Cape Town - Springbok coach Allister Coetzee is already likely to have his provisional squad for the four-Test tour of the northern hemisphere very close to the front of his mind.
But if there’s any teetering over certain personnel - and there probably will be in certain cases? - then the Currie Cup semi-finals this weekend (Sharks v Blue Bulls, WP v Lions) may yet prove influential in affecting a few choices.
Not everyone listed below is a realistic candidate for Bok honours right now, but this is a selection of particularly appealing individual match-ups that Coetzee and his confidants may show special interest in during the course of Saturday ...
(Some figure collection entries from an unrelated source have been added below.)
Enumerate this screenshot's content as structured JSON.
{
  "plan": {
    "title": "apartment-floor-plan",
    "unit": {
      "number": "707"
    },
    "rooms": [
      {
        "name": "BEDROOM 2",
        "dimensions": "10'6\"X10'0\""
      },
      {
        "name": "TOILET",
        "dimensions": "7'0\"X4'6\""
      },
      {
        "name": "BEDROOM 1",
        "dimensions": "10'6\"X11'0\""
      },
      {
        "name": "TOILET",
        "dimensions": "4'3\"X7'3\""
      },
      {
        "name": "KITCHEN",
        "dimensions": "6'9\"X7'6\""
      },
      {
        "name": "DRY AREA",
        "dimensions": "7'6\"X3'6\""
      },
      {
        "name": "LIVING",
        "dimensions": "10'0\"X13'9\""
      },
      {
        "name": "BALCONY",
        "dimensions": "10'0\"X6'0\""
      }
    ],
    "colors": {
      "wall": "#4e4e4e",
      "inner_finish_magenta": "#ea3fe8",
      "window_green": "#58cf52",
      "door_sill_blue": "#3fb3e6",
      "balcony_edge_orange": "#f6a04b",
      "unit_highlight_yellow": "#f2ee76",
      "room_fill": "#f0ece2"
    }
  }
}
Dillyn Leyds (WP) v Andries Coetzee (Lions)
John Dobson has almost inevitably stoked up strong debate in Cape Town around his decision to bench twinkle-toed young utility entertainer Damian Willemse and shift Leyds from wing to the last line of defence for the Newlands semi. But it means that two incumbent members of the Bok coach’s much-discussed back three now play directly opposite each other in a key provincial game. A forceful display at No 15 from canny footballer Leyds might only turn up the heat further on the Lions man, who hasn’t yet shown proper game-breaking qualities in a Test jersey, for all his honest endeavour and sound basics.
Garth April (Sharks) v Warrick Gelant (Blue Bulls)
Yes, the unpredictable, diminutive April is a long way off the Springbok radar at this point, but this is another fullback battle in the semis to keep a keen eye on, as neither protagonist ought to be fearful of doing daring things with ball in hand. Gelant is in red-hot form (including in try-scoring) for the resurgent Bulls and naturally being quite heavily touted as the solution to current Bok “safety”, at the expense of outright dazzle, in the berth. A dynamic closure to the Currie Cup season by the latter should ensure a broader squad ticket to Europe … at very least.
S’bu Nkosi (Sharks) v Travis Ismaiel (Blue Bulls)
There aren’t too many wide-berth “buses” in the South African game these days, especially with JP Pietersen long absent in chillier climes, but here two of the more stoutly-built specimens of domestic wing play encounter each other at Kings Park. The 1.90m Ismaiel has represented SA ‘A’ but not yet the full national set-up at Test level, and is showing encouraging late-season lustre as the Bulls pep up their attacking play and create more generous space. He will usefully examine the defensive capabilities of Nkosi, the sturdy-legged 21-year-old Sharks left wing who many pundits wish to see earn an end-of-year tour passage.
EW Viljoen (WP) v Rohan Janse van Rensburg (Lions)
The physical side of things should come to the fore in this match-up, too, as WP’s emerging Viljoen, a tall-timber individual, squares up to Lions favourite Janse van Rensburg in what could be a pivotal scrap at outside centre. The latter has tasted Bok activity before - he played against Wales on the decidedly unmemorable 2016 Euro trip - and is challenging strongly afresh. A few decisive bursts over the advantage line in Cape Town could see him needing to dig out his passport again ...
Lukhanyo Am (Sharks) v Burger Odendaal (Blue Bulls)
There’s another decent No 13 tussle in the Durban clash, where wiry, combative and industrious Am is trying desperately to make up lost ground from a recent injury and sneak into the Bok mix for the trip across the equator. He will get no special favours in his bid to wow “Toetie” on Saturday from the Bulls captain; Odendaal is also no shrinking violet in midfield and, at 24, has every right to still dream of green-and-gold possibilities himself, even if maybe a bit further down the line. He fits both midfield slots pretty comfortably, remember.
Wilco Louw (WP) v Jacques van Rooyen (Lions)
As much as Bok tighthead incumbent Ruan Dreyer’s oft-penalised scrummaging technique will come under ongoing scrutiny on Saturday - he’s up against seasoned ex-Jo’burger JC Janse van Rensburg at the setpiece - he will also be nervously gauging, from right nearby, how his younger rival in the game at No 3, Louw, fares against the hefty Lions skipper Van Rooyen. The 23-year-old hardly looked overawed in his Test debut off the bench in the second half against the All Blacks at the same venue very recently and will have to take an unexpected, major pummelling from Van Rooyen not to be on the plane to Europe.
Bongi Mbonambi (WP) v Malcolm Marx (Lions)
OK, saying that Marx has been a cut above any other South African hooker this season is stating the bleeding obvious. His right to the current No 2 Test jersey is virtually beyond dispute, so he can approach this game in at least a reasonably relaxed frame of mind. Just a tad more anxious, though, might be his rival Mbonambi, who has also been his understudy in most Bok games this season. A tenacious, mobile character but not in Marx’s league for physical presence, Mbonambi was ousted on the splinters by Chiliboy Ralepelle for the electric NZ clash a couple of weeks back ... this is his opportunity to reclaim “best of the rest” status with an assertive showing.